Ponting was unable to move far past the mark and finished the innings with 10,004 runs after getting a thick edge to slip on 65. He achieved the feat in his 118th Test, making him the second-fastest man to five figures behind Brian Lara, who arrived there in his 111th game.
"It's taken 13 years of international cricket to get 10,000 Test runs," Ponting said after play. "Everyone growing up wishes they could do it, but the thing I'm most proud about is my longevity in the game. To play so many Tests, I'm proud of that record. As a top-order batsman, if you play that many games, you're probably expected to get close on 10,000."
The other three men to have scored so heavily are the Indian trio of Rahul Dravid, who joined the club two months ago, Sachin Tendulkar and Sunil Gavaskar. Ponting expects Tendulkar's record to remain out of reach.

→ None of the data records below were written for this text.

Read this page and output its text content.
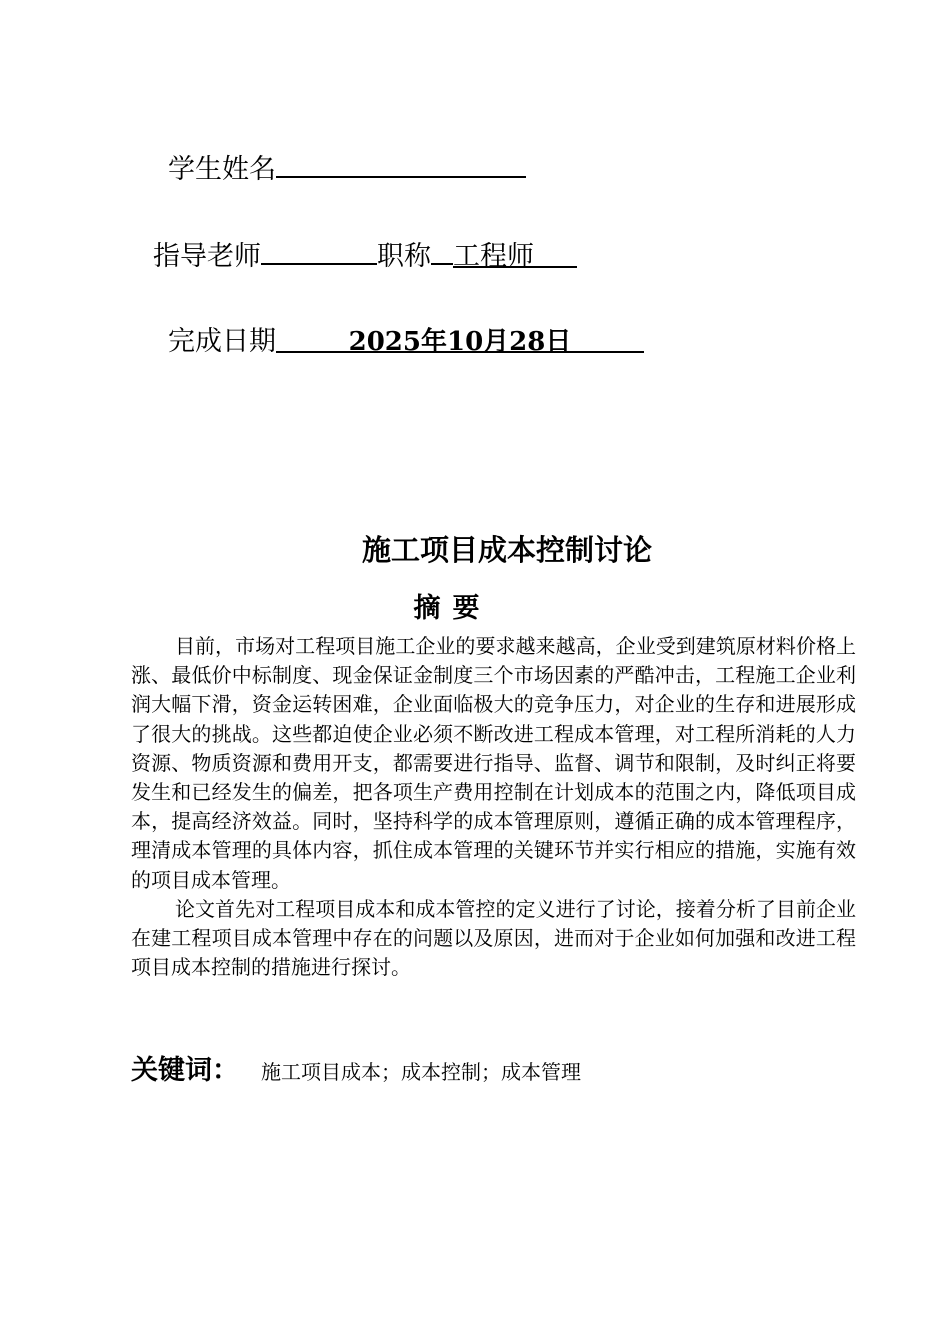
学生姓名
指导老师	职称 工程师
完成日期	2025年10月28日
施工项目成本控制讨论
摘要

目前，市场对工程项目施工企业的要求越来越高，企业受到建筑原材料价格上涨、最低价中标制度、现金保证金制度三个市场因素的严酷冲击，工程施工企业利润大幅下滑，资金运转困难，企业面临极大的竞争压力，对企业的生存和进展形成了很大的挑战。这些都迫使企业必须不断改进工程成本管理，对工程所消耗的人力资源、物质资源和费用开支，都需要进行指导、监督、调节和限制，及时纠正将要发生和已经发生的偏差，把各项生产费用控制在计划成本的范围之内，降低项目成本，提高经济效益。同时，坚持科学的成本管理原则，遵循正确的成本管理程序，理清成本管理的具体内容，抓住成本管理的关键环节并实行相应的措施，实施有效的项目成本管理。

论文首先对工程项目成本和成本管控的定义进行了讨论，接着分析了目前企业在建工程项目成本管理中存在的问题以及原因，进而对于企业如何加强和改进工程项目成本控制的措施进行探讨。

关键词： 施工项目成本；成本控制；成本管理
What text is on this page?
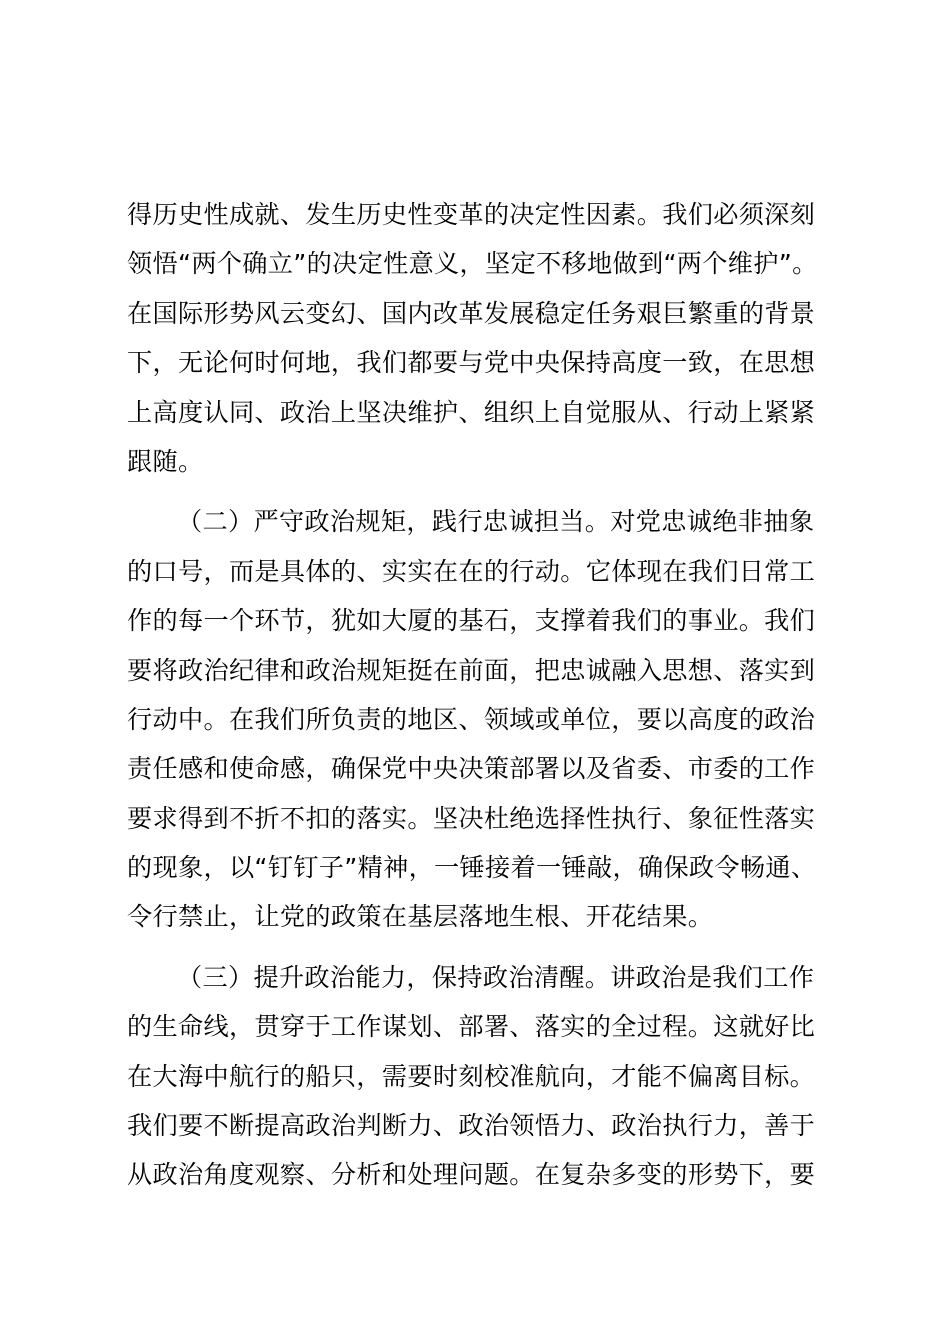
得历史性成就、发生历史性变革的决定性因素。我们必须深刻
领悟“两个确立”的决定性意义，坚定不移地做到“两个维护”。
在国际形势风云变幻、国内改革发展稳定任务艰巨繁重的背景
下，无论何时何地，我们都要与党中央保持高度一致，在思想
上高度认同、政治上坚决维护、组织上自觉服从、行动上紧紧
跟随。
（二）严守政治规矩，践行忠诚担当。对党忠诚绝非抽象
的口号，而是具体的、实实在在的行动。它体现在我们日常工
作的每一个环节，犹如大厦的基石，支撑着我们的事业。我们
要将政治纪律和政治规矩挺在前面，把忠诚融入思想、落实到
行动中。在我们所负责的地区、领域或单位，要以高度的政治
责任感和使命感，确保党中央决策部署以及省委、市委的工作
要求得到不折不扣的落实。坚决杜绝选择性执行、象征性落实
的现象，以“钉钉子”精神，一锤接着一锤敲，确保政令畅通、
令行禁止，让党的政策在基层落地生根、开花结果。
（三）提升政治能力，保持政治清醒。讲政治是我们工作
的生命线，贯穿于工作谋划、部署、落实的全过程。这就好比
在大海中航行的船只，需要时刻校准航向，才能不偏离目标。
我们要不断提高政治判断力、政治领悟力、政治执行力，善于
从政治角度观察、分析和处理问题。在复杂多变的形势下，要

"I'm continually chasing Brian (11,953 runs) and Sachin (11,782)," he said. "Brian has finished but Sachin has got a few years left. Right now, my body has been sound for a few years. I've had some niggling back things, but I am working pretty hard to keep out of harm's way."
Ponting credits his fulltime move to No. 3 behind his run-scoring surge over the second half of his career. Since his elevation during the 2001 England tour he has scored 7362 runs at 68.80 in 74 games.
"There has been a bit made of the fact that I've been able to average more after being captain than before, but early in my career I struggled with batting down the order," he said. "Batting at No. 6 was something I'd never done before. Everyone thinks it's easier down there, I found it harder.
"I didn't know what to do sitting around the changeroom for all that time, and coming in after all those great players. Batting at No. 3 was where everything changed in my career. When I have more responsibility in the batting order is when I play my best cricket."